Can the museum be a vehicle for social reform? - - by Maureen

Say “museum” and most people conjure up images of cramped rooms filled with dusty curiosities or sterile marble halls lined with glass cases locked shut. The adjectives “old”, “archaic”, “irrelevant” and “lifeless” leap to mind. With these associations, it seems laughable to suggest that the museum could be an agent for change.

I believe, however, that a viable museum is by definition a vehicle for social reform. What would have to be different for my ideal to prevail?

Museums would have to debunk the myth of history as the replication of the past and replace it with a contemporary conception of history as the collective reproduction of the past. Founded upon this premise, museums would be in a better position to participate in the creation of history on the edge of life, or what could be called "emergent history".

Many museums nowadays strive to produce emergent history. The Lower East Side Museum (LESM), for example, has a mission to promote tolerance and historical perspective about the history of immigration in Manhattan. Through its research, collections, exhibits, training programs and support services for the immigrants in New York City, the LESM has done a lot to spiff up the image of the history museum, but there is more work to be done to shake the dust off the museum in general.

One place to start is by reforming the language commonly used to describe museums -- such as the expression "museums are trustees of the past".

It is undeniable that museums have rendered an important service to humanity by keeping many cultural treasures out of harm's way. For instance, setting aside the question of where it belongs today, what would have become of the Parthenon frieze if there hadn’t been a British Museum to keep it safe from deterioration, looting and destruction? The comparison to a "trustee", however, is archaic and dysfunctional. Most people today reject the notion that the museum, or any other institution, should be entrusted with selection, conservation, interpretation, or presentation of the past. Moreover, few people believe any longer that history is a simple recitation of what-really-happened.

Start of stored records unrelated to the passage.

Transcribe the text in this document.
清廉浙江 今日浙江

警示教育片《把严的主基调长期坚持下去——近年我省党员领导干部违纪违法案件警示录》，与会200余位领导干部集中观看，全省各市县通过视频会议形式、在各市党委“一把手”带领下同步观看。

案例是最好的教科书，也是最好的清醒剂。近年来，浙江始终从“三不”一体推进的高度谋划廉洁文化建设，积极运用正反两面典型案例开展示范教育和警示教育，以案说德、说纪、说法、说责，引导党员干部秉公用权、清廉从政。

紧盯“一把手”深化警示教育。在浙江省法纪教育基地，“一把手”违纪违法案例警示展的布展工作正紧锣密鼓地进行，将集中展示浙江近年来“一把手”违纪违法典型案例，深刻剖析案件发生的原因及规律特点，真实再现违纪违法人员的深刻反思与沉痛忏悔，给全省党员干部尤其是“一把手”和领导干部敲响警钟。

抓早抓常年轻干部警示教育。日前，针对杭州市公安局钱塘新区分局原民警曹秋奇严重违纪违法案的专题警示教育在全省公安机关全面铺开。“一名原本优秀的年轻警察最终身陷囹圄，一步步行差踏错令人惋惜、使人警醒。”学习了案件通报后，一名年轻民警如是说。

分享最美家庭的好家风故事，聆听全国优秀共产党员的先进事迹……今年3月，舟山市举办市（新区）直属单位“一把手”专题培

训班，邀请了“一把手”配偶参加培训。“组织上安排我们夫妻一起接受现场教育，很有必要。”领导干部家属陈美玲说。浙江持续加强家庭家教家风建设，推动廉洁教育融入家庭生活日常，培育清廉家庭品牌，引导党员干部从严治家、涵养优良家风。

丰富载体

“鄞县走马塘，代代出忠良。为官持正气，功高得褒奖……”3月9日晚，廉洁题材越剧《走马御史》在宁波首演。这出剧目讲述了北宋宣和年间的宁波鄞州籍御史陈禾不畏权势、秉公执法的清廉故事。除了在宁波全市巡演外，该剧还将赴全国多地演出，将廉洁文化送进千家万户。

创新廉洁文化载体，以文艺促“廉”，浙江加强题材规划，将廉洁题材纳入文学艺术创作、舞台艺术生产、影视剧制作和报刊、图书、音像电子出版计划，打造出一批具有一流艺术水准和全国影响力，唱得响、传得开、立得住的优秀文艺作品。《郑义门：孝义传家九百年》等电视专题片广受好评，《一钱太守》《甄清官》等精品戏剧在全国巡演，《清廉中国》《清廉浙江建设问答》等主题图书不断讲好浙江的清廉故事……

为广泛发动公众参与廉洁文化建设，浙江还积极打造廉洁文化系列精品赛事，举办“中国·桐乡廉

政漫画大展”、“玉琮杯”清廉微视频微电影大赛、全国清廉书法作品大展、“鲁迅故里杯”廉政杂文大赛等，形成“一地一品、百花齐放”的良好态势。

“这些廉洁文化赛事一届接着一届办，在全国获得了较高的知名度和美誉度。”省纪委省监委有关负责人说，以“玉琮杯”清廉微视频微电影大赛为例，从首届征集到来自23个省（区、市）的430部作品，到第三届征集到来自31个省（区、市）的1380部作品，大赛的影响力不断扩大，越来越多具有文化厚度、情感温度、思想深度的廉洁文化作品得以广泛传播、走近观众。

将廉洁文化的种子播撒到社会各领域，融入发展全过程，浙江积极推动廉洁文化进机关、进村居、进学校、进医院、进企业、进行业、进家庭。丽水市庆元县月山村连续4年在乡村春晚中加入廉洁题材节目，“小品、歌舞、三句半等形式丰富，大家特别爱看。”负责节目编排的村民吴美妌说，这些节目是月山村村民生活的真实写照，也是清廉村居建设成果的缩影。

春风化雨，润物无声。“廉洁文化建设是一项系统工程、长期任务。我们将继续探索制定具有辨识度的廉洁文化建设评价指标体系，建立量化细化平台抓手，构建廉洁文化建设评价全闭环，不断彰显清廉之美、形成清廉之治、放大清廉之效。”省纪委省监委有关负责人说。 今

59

Many museum professionals would be the first to reject the notion of the museum as "the trustee of the past". They know that the museum's relationship to the past and to the public is much more complicated. Each day, museum employees are confronted with myriads of choices concerning acquisitions, restoration, interpretation, exhibition space, labeling, programming, scheduling, publicity, etc. which determine the range of possible representations which the museum can make of the past. Moreover, they know that the organizational structure and communications system of the museum set further limitations.

These observations about the limitations imposed on museums are not a criticism. They are a commentary on the nature of doing history. It's not possible to tell a story about the world that contains the whole world. Given a different location, curator or moment in time, the same museum working with the same objects would probably produce a very different exhibit. The new exhibit would not necessarily be more "right" than an earlier one; assuming the process was methodical, the interpretation could simply be different. Just as it is possible for an archeologist to tell more than one plausible story about the same set of pottery shards, it is possible for there to be different interpretations of the past.

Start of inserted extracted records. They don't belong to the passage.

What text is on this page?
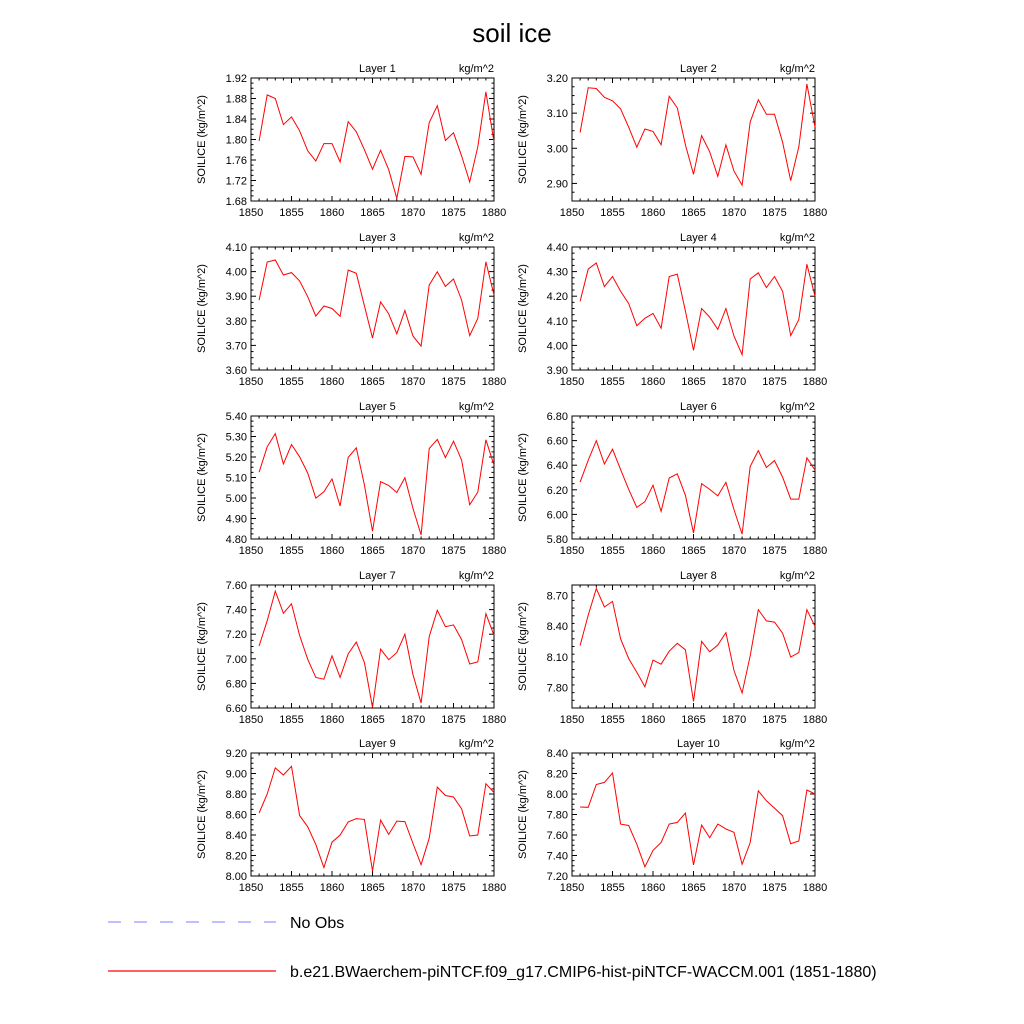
soil ice
Layer 1	kg/m^2
1850 1855 1860 1865 1870 1875 1880
1.68
1.72
1.76
1.80
1.84
1.88
1.92
SOILICE (kg/m^2)
Layer 2	kg/m^2
1850 1855 1860 1865 1870 1875 1880
2.90
3.00
3.10
3.20
SOILICE (kg/m^2)
Layer 3	kg/m^2
1850 1855 1860 1865 1870 1875 1880
3.60
3.70
3.80
3.90
4.00
4.10
SOILICE (kg/m^2)
Layer 4	kg/m^2
1850 1855 1860 1865 1870 1875 1880
3.90
4.00
4.10
4.20
4.30
4.40
SOILICE (kg/m^2)
Layer 5	kg/m^2
1850 1855 1860 1865 1870 1875 1880
4.80
4.90
5.00
5.10
5.20
5.30
5.40
SOILICE (kg/m^2)
Layer 6	kg/m^2
1850 1855 1860 1865 1870 1875 1880
5.80
6.00
6.20
6.40
6.60
6.80
SOILICE (kg/m^2)
Layer 7	kg/m^2
1850 1855 1860 1865 1870 1875 1880
6.60
6.80
7.00
7.20
7.40
7.60
SOILICE (kg/m^2)
Layer 8	kg/m^2
1850 1855 1860 1865 1870 1875 1880
7.80
8.10
8.40
8.70
SOILICE (kg/m^2)
Layer 9	kg/m^2
1850 1855 1860 1865 1870 1875 1880
8.00
8.20
8.40
8.60
8.80
9.00
9.20
SOILICE (kg/m^2)
Layer 10	kg/m^2
1850 1855 1860 1865 1870 1875 1880
7.20
7.40
7.60
7.80
8.00
8.20
8.40
SOILICE (kg/m^2)
No Obs
b.e21.BWaerchem-piNTCF.f09_g17.CMIP6-hist-piNTCF-WACCM.001 (1851-1880)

A multiplicity of "right" readings of the past does not mean that all interpretations are neither right nor equally good. There can be "wrong" readings of the past, and there can be one reading which better satisfies a person's sense of adequacy than an other.

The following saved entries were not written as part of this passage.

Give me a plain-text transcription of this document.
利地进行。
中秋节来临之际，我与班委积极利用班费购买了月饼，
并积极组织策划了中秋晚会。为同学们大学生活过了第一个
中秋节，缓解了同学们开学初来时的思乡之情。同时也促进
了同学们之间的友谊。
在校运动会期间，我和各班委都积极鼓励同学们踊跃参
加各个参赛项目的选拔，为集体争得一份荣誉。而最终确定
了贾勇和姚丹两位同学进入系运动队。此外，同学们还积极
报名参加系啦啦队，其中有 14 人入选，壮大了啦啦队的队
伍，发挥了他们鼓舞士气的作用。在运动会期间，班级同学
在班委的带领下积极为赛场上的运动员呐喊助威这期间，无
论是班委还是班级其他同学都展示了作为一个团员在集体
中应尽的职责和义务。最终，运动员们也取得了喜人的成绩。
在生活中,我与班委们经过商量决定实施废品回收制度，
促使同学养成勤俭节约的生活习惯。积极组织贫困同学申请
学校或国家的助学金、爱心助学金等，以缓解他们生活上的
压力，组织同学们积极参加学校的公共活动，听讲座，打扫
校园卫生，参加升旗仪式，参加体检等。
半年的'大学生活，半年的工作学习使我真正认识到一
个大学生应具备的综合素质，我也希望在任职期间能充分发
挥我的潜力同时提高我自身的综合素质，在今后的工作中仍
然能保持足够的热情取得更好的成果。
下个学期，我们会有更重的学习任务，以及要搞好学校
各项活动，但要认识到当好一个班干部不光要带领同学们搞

The essential point is the following: museums -- like all people, groups and institutions -- need to come to terms with with a contemporary conception of history as the collective reproduction of the past. The world of the Internet has changed people's expectations for information and images. In light of the threat these changes post to museums and the potential power of museums to serve the public as an organ of social reform, it seems to me that museums should embrace their role in the historical process, promote the new conception of history and restructure their organizations so as to fully participate in the reproduction of history on the edge of life.